Reaching manhood, Conn learns of the mighty Empire of Stone, whose disciplined warriors fight a fierce war of conflict across the waters. Conn journeys to Stone, which is reminiscent of ancient Rome, and fights as a mercenary. He learns the organized tactics of the Stone armies, and distinguishes himself as a hero and accomplished tactican. He eventually returns home, to prepare his people to fight off inevitable arrival of the armies of Stone.
And that's the basic outlines of the plot. Sure, there's the odd torrid love affair, a couple endearing characters, and that's it. Don't expect any great villains, or overwhelming supernatural forces. Aside from the Morrigu, there's nothing fantastic. Conn is developed adequately, yet the supporting characters are weaker. Even the ones that become likable are killed off or discarded without warning, and someone else nicely takes their place. Of course, Gemmell is really writing epic fantasy, so it's perhaps a little too much to expect a full cast of characters.
What Gemmell does have is action, and lots of.
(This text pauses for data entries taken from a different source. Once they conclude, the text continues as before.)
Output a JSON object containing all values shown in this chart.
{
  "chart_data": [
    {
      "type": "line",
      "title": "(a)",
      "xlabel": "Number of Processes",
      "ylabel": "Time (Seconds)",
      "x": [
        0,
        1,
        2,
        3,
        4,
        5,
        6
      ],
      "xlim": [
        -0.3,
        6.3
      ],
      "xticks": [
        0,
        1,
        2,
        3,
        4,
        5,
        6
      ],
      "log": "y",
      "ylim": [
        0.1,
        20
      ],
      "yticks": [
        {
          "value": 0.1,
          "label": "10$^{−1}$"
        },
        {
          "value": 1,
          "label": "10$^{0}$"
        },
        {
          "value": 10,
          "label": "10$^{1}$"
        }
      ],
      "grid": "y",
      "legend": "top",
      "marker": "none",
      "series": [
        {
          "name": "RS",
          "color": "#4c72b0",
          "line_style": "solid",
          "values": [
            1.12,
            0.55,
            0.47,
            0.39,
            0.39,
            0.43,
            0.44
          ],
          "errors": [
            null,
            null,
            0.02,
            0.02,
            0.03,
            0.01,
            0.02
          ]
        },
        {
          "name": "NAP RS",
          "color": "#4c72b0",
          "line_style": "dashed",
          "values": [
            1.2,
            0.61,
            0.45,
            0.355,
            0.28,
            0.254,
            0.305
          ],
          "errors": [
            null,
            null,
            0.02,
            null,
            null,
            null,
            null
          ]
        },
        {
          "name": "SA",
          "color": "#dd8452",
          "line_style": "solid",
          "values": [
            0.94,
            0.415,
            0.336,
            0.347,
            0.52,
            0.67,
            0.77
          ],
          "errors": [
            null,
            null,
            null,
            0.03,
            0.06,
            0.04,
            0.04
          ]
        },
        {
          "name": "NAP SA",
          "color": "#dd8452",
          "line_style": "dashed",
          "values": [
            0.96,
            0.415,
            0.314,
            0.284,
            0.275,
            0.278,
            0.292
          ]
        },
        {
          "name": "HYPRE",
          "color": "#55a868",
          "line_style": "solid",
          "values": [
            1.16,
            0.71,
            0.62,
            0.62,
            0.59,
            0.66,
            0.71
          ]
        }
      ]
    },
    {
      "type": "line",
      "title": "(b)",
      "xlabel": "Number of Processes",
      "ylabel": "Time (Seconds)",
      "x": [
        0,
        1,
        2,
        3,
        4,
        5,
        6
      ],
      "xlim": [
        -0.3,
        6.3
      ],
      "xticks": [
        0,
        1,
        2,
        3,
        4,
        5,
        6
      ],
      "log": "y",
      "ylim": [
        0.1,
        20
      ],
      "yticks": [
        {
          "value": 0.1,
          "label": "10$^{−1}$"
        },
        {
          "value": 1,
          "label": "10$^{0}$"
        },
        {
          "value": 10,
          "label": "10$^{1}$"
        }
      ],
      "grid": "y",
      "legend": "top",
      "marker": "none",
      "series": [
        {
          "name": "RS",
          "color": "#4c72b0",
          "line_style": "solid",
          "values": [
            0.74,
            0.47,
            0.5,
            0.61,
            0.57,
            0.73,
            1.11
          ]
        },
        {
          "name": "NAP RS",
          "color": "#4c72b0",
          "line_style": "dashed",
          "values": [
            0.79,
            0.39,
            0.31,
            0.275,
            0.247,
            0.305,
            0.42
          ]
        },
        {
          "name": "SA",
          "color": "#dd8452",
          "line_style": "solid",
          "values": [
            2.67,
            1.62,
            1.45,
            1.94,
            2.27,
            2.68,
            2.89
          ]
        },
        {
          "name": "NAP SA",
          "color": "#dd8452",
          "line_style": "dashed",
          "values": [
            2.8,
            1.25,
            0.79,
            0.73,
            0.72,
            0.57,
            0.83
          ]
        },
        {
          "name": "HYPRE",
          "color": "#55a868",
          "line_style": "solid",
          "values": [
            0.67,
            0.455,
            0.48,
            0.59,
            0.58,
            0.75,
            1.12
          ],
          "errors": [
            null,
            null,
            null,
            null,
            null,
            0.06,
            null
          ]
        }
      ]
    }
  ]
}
From well scripted skirmishes to full fledged battles, these wonderfully described scenes are some of the novel's best. Luckily, there's no shortage of them.
Gemmell has a somewhat irritating tendency to skip large portions of time with the turn of a page. It becomes a little awkward when the author tries to pick up an emotion left behind years ago, and develop it into another conflict. Some parts of the book just don't seem to mesh, as we have a few years in painstaking detail, and then another couple in a condensed blur. Altogether it makes for a bit of a disjointing experience, on the other hand it does allow the author to greatly expand the storyline without resorting to another novel.
Finally, I found this novel remarkably similar to the Lion of Macedon. The main characters all had parallels, and the basic storyling was the same. Still, the formula does manage to work. Lion of Macedon was enjoyable, and Sword in the Storm provides the same basic experience. There's nothing that's really extremely wrong with the novel, and once again, there's nothing amazingly good about it. If you're looking for straight pulp fantasy, look no further; you've an excellent example.